Lors d'une résection du pancréas gauche, le chirurgien accède au pancréas par le côté gauche ou par une incision transversale dans la partie supérieure de l'abdomen. Il procède alors à l'ablation de la queue du pancréas ainsi que de parties du corps du pancréas.

L'intervention chirurgicale consistant à retirer l'ensemble du pancréas s'appelle une pancréatectomie. Les chirurgiens optent pour cette solution lorsque l'ensemble de l'organe est atteint de modifications pathologiques. Il s'agit souvent d'une tumeur, mais une pancréatite grave et réfractaire au traitement constitue également une indication pour une pancréatectomie.
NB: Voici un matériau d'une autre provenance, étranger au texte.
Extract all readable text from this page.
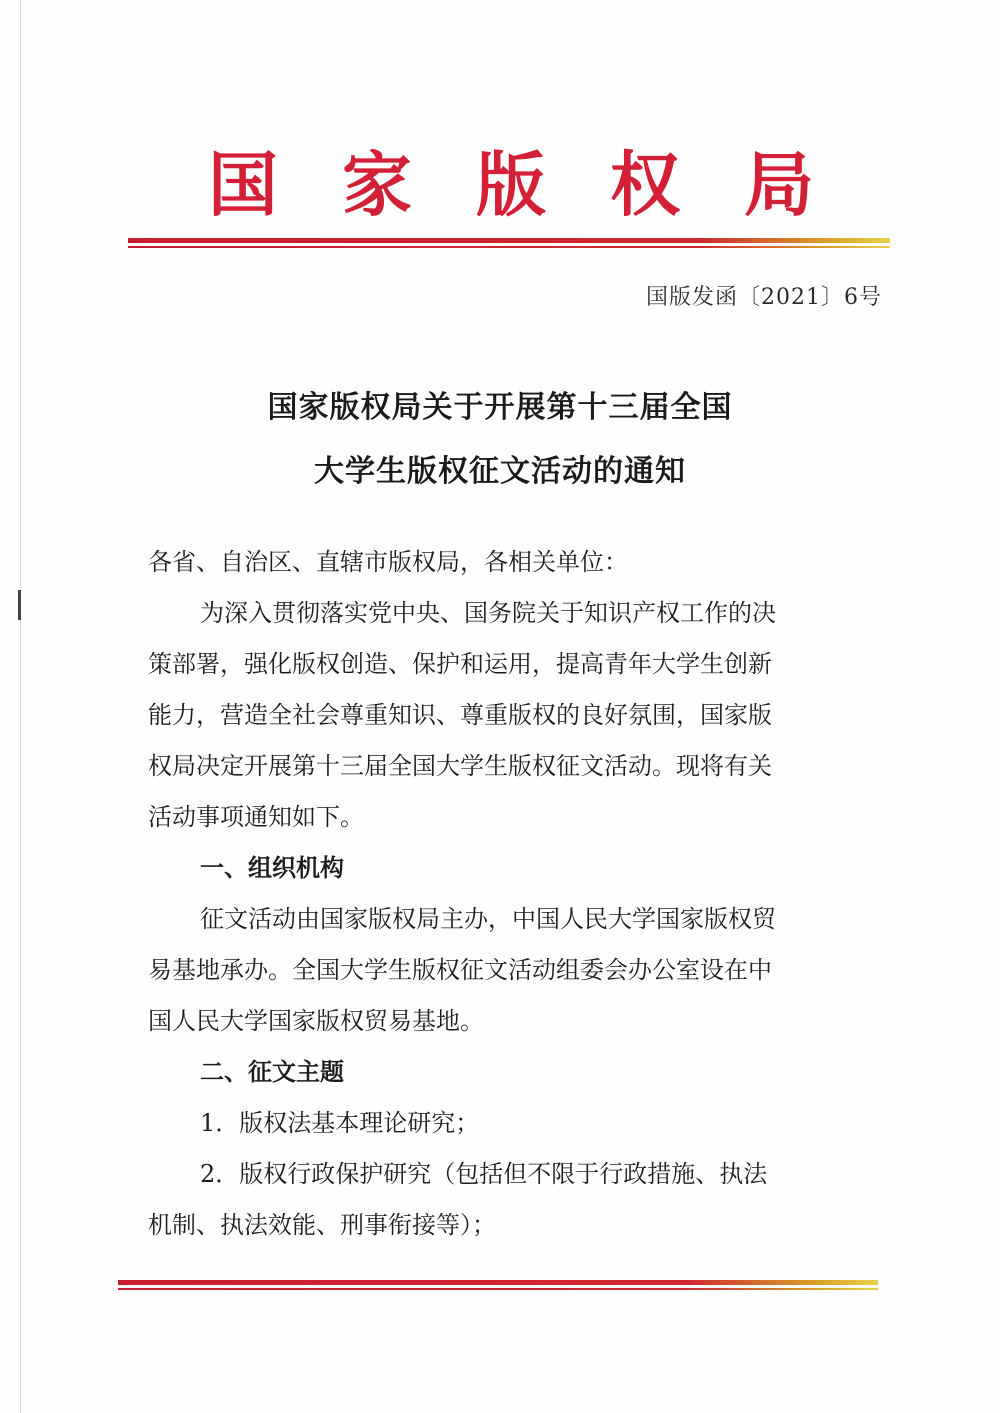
国 家 版 权 局
国版发函〔2021〕6号
国家版权局关于开展第十三届全国
大学生版权征文活动的通知
各省、自治区、直辖市版权局，各相关单位：
为深入贯彻落实党中央、国务院关于知识产权工作的决
策部署，强化版权创造、保护和运用，提高青年大学生创新
能力，营造全社会尊重知识、尊重版权的良好氛围，国家版
权局决定开展第十三届全国大学生版权征文活动。现将有关
活动事项通知如下。
一、组织机构
征文活动由国家版权局主办，中国人民大学国家版权贸
易基地承办。全国大学生版权征文活动组委会办公室设在中
国人民大学国家版权贸易基地。
二、征文主题
1．版权法基本理论研究；
2．版权行政保护研究（包括但不限于行政措施、执法
机制、执法效能、刑事衔接等）；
Après l'opération : ce à quoi les patients doivent prêter attention

Toute intervention laparoscopique au niveau du pancréas représente un stress pour l'organisme. Les patients doivent donc se ménager après une telle opération. Évitez tout effort physique pendant quelques semaines. La consommation d'alcool favorise les inflammations du pancréas. Vous devez donc également renoncer à l'alcool pendant un certain temps après l'intervention.

En revanche, l'activité physique est autorisée et recommandée dès le lendemain de l'opération : elle aide à prévenir une pneumonie postopératoire.

Le suivi postopératoire est également un sujet important : les patients concernés doivent passer des examens par tomodensitométrie à intervalles réguliers. Ces contrôles permettent de détecter précocement d'éventuelles métastases.

Complications et risques de la chirurgie laparoscopique du pancréas

La plupart des interventions sur le pancréas sont des opérations complexes. Elles comportent un certain risque de lésions des organes et structures environnants. Cela concerne principalement les nerfs et les vaisseaux sanguins situés dans la zone opératoire, ce qui peut entraîner des saignements et des hémorragies secondaires ou des défaillances fonctionnelles.

Dans de rares cas, une péritonite peut survenir en raison d’une fuite de liquides corporels. Les cicatrices au niveau des points de suture ou de la paroi abdominale provoquent parfois des douleurs de traction et de pression. Elles entraînent très rarement une occlusion intestinale.

Le pronostic postopératoire dépend du diagnostic et de facteurs individuels. Plus un cancer du pancréas est détecté tôt, meilleures sont les chances de guérison après l'intervention.

Conclusion sur la chirurgie laparoscopique du pancréas

La technique mini-invasive de la chirurgie laparoscopique du pancréas est moins traumatisante pour les patients qu'une intervention chirurgicale classique.

Il existe différentes techniques qui sont utilisées en fonction du diagnostic et de l'étendue de la maladie.

Après l'opération, les patients doivent se ménager pendant un certain temps et prévoir une hospitalisation de dix à quatorze jours. Dans certains cas, il est judicieux de modifier son alimentation après l'intervention, car les enzymes digestives essentielles ne peuvent plus être produites en quantité suffisante.